ABSTRACT

In the 1960s and 1970s the issue of sacrifice was not only reintroduced into Western culture through action and performance art that radically questioned the traditional social and symbolic order. It was also put on the agenda by taking recourse to the oldest theatrical form that deals with sacrifice and which is the oldest form of choric theatre as well, to which Reinhardt took recourse when creating his new people’s theatre: ancient Greek tragedy. Since Nietzsche’s The Birth of Tragedy, the relationship between tragedy and sacrifice and, particularly, Dionysus’ dismemberment, is at the heart of any discussion on the relationship between theatre and ritual. In the 1970s, performances of Greek tragedy experienced a veritable boom. This not only included tragedies that already had a long performance history on modern European stages such as Oedipus Rex or Antigone, but also tragedies that had almost no performance record at all – for example, Euripides’ The Bacchae.
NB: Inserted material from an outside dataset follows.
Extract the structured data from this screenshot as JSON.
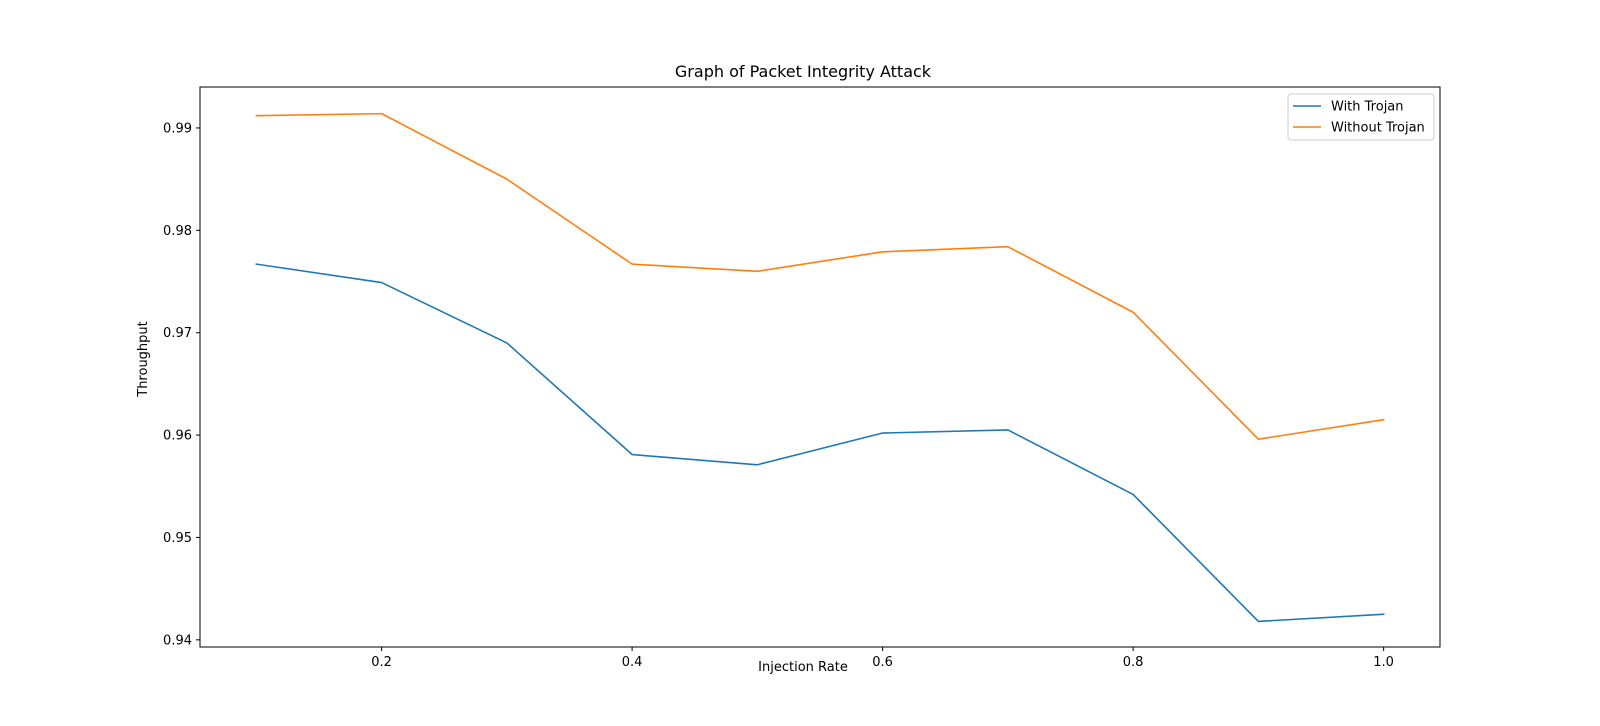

Before the 1960s, this play had only been performed very rarely. At the beginning of the century, Gilbert Murray’s fascinating translation seemed to spur a performance history. In 1908, William Poel, famous for his Shakespeare productions, staged the play at London’s Court Theatre. However, no other performances followed. The Bacchae was performed twice in the Ancient Theatre of Syracuse in 1922 and in 1950 (this time starring Vittorio Gassman as Dionysus). The tragedy was never performed in an American professional theatre.